Si l’on entend tout simplement par un peintre un homme qui sait peindre, c’est dans la section espagnole qu’on en trouvera le plus. Si la peinture est autre chose que de la littérature à l’huile ou à l’eau, si elle est destinée avant tout à réjouir, à régaler nos yeux, à leur procurer des fêtes, c’est en Espagne qu’il faut l’aller chercher plus qu’ailleurs. Les Espagnols ont reçu du ciel le don de l’éternelle jeunesse, que ni les siècles ni les révolutions ne peuvent leur ôter, et malgré le mal que leur ont fait leurs gouvernans, y compris leurs inquisiteurs, ils ont conservé cette belle gaîté qui est une vertu, car elle leur apprend, comme nous le disait une aimable Madrilène, à supporter tout ce qui n’est pas absolument insupportable. La guerre civile désole les provinces du nord, Madrid s’amuse ; la république fédérale pille et rançonne les provinces du midi, Madrid s’amuse ; Cuba se révolte, Madrid s’amuse encore. L’art de jouir de soi et de la vie est un art péninsulaire, et la péninsule met un peu de sa joie dans sa peinture.

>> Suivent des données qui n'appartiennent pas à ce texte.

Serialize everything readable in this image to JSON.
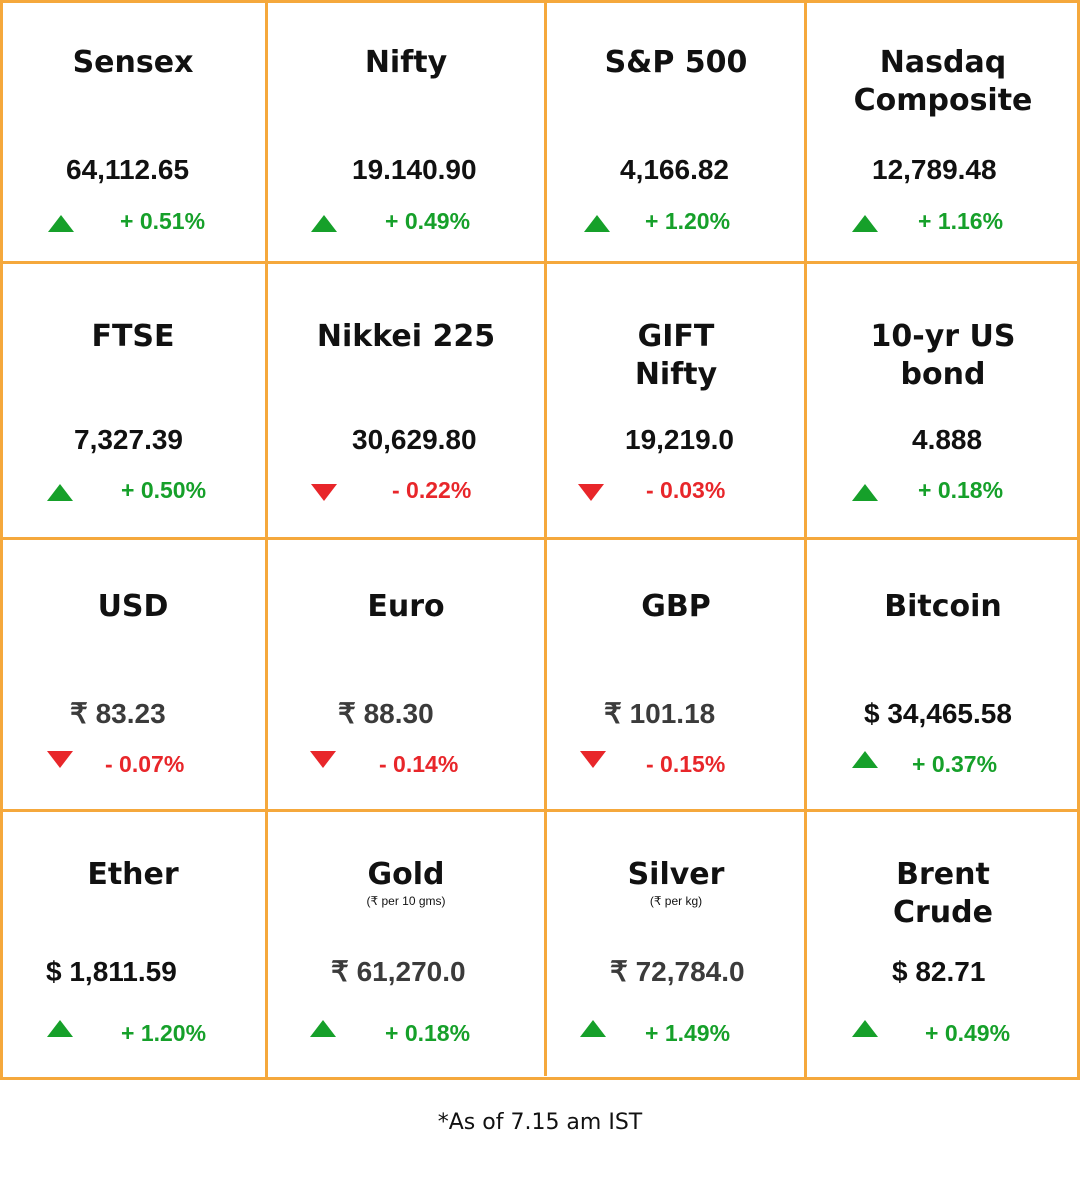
{
  "cells": [
    {
      "name": "Sensex",
      "value": "64,112.65",
      "change": "+ 0.51%",
      "direction": "up"
    },
    {
      "name": "Nifty",
      "value": "19.140.90",
      "change": "+ 0.49%",
      "direction": "up"
    },
    {
      "name": "S&P 500",
      "value": "4,166.82",
      "change": "+ 1.20%",
      "direction": "up"
    },
    {
      "name": "Nasdaq Composite",
      "value": "12,789.48",
      "change": "+ 1.16%",
      "direction": "up"
    },
    {
      "name": "FTSE",
      "value": "7,327.39",
      "change": "+ 0.50%",
      "direction": "up"
    },
    {
      "name": "Nikkei 225",
      "value": "30,629.80",
      "change": "- 0.22%",
      "direction": "down"
    },
    {
      "name": "GIFT Nifty",
      "value": "19,219.0",
      "change": "- 0.03%",
      "direction": "down"
    },
    {
      "name": "10-yr US bond",
      "value": "4.888",
      "change": "+ 0.18%",
      "direction": "up"
    },
    {
      "name": "USD",
      "value": "₹ 83.23",
      "change": "- 0.07%",
      "direction": "down"
    },
    {
      "name": "Euro",
      "value": "₹ 88.30",
      "change": "- 0.14%",
      "direction": "down"
    },
    {
      "name": "GBP",
      "value": "₹ 101.18",
      "change": "- 0.15%",
      "direction": "down"
    },
    {
      "name": "Bitcoin",
      "value": "$ 34,465.58",
      "change": "+ 0.37%",
      "direction": "up"
    },
    {
      "name": "Ether",
      "value": "$ 1,811.59",
      "change": "+ 1.20%",
      "direction": "up"
    },
    {
      "name": "Gold",
      "sub": "(₹ per 10 gms)",
      "value": "₹ 61,270.0",
      "change": "+ 0.18%",
      "direction": "up"
    },
    {
      "name": "Silver",
      "sub": "(₹ per kg)",
      "value": "₹ 72,784.0",
      "change": "+ 1.49%",
      "direction": "up"
    },
    {
      "name": "Brent Crude",
      "value": "$ 82.71",
      "change": "+ 0.49%",
      "direction": "up"
    }
  ],
  "footnote": "*As of 7.15 am IST",
  "colors": {
    "border": "#f5a83c",
    "up": "#16a02a",
    "down": "#e8262a"
  }
}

Il est vrai que la joie ne suffit pas : l’improbus labor est nécessaire à l’artiste ; mais l’Espagne, qui enfante tant de paresseux, enfante aussi quelques-uns des travailleurs les plus infatigables de la terre ; l’Espagne, qui produit trop de fous, produit aussi des hommes d’un prodigieux bon sens. Elle se pique de prouver que rien ne lui est impossible. N’a-t-elle pas aujourd’hui un premier ministre qui est l’étonnement de toute l’Europe ? Il a réussi à faire durer plus de trois ans un ministère espagnol, et ces trois années lui ont suffi pour refaire un pays qui semblait s’en aller en morceaux.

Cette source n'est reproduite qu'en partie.